Adams was motivated by the “Roman ideal of honor.” He had a standard by which to measure himself. He had a goal he aspired to. His moral imagination was fueled by a deep exposure to the classics. His sense of duty was also informed by his faith:
As his family and friends knew, Adams was both a devout Christian and an independent thinker, and he saw no conflict in that. He was hard-headed and a man of “sensibility,” a close observer of human folly as displayed in everyday life and fired by an inexhaustible love of books and scholarly reflection. He read Cicero, Tacitus, and others of his Roman heroes in Latin, and Plato and Thucydides in the original Greek, which he considered the supreme language. But in his need to fathom the “labyrinth” of human nature, as he said, he was drawn to Shakespeare and Swift, and likely to carry Cervantes or a volume of English poetry with him on his journeys. “You will never be alone with a poet in your pocket,” he would tell his son Johnny (19).
John Adams was classically educated. More specifically, he received a classical Christian education at the fledgling college of Harvard. Because of this training–this moral, intellectual, and spiritual formation–he was equipped for the many later leadership roles he took on in the crisis of the American War for Independence and the emergence of the United States of America.

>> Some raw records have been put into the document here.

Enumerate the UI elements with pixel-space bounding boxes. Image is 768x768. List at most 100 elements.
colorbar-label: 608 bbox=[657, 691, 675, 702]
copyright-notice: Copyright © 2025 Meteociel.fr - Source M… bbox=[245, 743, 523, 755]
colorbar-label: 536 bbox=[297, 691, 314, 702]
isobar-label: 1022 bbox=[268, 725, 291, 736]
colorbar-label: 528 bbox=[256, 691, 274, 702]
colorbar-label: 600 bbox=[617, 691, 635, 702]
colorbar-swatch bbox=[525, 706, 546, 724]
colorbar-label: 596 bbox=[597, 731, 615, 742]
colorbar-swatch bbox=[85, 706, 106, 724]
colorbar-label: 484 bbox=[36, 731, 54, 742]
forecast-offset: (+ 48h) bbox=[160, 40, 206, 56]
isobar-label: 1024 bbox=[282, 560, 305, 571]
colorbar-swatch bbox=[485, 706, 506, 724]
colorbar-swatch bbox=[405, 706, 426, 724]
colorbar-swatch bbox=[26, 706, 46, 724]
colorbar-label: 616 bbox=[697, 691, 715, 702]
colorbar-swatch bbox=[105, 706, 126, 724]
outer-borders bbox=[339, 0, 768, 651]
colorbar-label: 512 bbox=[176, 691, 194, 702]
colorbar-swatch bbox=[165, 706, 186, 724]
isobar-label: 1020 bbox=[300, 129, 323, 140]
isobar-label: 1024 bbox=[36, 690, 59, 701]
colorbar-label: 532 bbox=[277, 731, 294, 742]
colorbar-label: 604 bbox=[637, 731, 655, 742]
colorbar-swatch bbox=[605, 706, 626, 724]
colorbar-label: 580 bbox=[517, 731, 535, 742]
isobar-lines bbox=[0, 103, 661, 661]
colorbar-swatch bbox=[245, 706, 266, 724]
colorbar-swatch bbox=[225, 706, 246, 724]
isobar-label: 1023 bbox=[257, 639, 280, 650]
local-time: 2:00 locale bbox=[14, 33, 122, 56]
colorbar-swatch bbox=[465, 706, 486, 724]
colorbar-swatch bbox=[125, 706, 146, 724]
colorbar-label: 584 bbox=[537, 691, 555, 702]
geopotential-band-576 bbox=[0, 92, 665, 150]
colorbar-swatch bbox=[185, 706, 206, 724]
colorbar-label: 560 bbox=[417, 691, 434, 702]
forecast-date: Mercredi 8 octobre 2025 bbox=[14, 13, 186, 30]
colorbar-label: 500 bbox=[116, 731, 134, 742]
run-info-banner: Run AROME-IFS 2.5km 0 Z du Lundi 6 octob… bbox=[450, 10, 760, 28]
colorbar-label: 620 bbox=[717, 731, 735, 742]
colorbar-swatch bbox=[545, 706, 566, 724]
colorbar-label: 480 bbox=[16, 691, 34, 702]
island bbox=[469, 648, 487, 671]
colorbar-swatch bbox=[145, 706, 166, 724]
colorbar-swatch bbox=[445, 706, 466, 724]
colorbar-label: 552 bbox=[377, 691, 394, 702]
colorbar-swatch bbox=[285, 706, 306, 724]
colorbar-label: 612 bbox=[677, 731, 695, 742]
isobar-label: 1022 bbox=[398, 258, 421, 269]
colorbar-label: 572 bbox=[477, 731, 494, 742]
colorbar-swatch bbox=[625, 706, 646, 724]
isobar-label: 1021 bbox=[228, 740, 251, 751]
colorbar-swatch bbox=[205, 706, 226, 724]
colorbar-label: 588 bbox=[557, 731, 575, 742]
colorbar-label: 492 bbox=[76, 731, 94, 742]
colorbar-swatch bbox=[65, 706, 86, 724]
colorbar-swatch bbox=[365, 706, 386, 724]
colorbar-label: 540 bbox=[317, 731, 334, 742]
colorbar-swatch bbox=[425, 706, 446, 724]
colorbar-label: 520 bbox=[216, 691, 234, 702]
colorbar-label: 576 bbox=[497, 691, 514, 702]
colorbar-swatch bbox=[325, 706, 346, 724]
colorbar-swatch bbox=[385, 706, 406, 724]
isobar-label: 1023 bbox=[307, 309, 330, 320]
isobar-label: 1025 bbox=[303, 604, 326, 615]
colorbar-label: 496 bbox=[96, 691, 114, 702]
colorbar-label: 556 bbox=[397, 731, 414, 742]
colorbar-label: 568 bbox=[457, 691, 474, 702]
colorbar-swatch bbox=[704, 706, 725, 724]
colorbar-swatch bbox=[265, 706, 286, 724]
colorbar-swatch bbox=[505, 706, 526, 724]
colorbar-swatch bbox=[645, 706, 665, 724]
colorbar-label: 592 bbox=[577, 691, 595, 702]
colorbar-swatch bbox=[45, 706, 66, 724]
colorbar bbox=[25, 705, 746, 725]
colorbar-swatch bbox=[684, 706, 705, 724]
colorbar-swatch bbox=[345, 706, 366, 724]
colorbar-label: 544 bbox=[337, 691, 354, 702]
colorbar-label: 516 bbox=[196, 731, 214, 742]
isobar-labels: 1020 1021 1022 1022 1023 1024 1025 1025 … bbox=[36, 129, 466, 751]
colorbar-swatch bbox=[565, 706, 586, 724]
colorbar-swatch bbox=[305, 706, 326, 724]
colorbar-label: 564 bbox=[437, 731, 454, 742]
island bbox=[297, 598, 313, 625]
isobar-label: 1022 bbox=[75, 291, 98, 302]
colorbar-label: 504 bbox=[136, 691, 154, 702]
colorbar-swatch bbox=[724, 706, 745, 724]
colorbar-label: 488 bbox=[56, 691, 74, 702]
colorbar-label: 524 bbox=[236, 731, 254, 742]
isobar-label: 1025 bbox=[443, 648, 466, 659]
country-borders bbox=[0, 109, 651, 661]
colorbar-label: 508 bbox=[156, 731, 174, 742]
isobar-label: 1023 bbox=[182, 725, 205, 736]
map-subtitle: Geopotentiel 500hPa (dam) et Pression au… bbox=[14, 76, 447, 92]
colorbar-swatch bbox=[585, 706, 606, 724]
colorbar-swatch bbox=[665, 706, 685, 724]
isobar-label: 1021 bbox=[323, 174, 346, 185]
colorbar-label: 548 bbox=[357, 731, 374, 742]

Adams was not alone. The Founding Fathers of our country were motivated and inspired by ideals of government and leadership that they inherited from their classical Christian education. Though they were imperfect, and perhaps tragically flawed in many respects, if we want leaders like George Washington, John Adams, and Patrick Henry, perhaps we should give our children an education similar to theirs.
That’s precisely what we’re doing at Kepler Education, and in the wider classical Christian education resurgence. We’re training tomorrow’s leaders today. We’re giving them the tools to serve God and serve their neighbor in every area of life. We’re equipping them with the tools of leadership to make a difference. And though the culture is crumbling around us, we know that the next John and Abigail Adams are somewhere out there, learning their Greek, and reading their Shakespeare.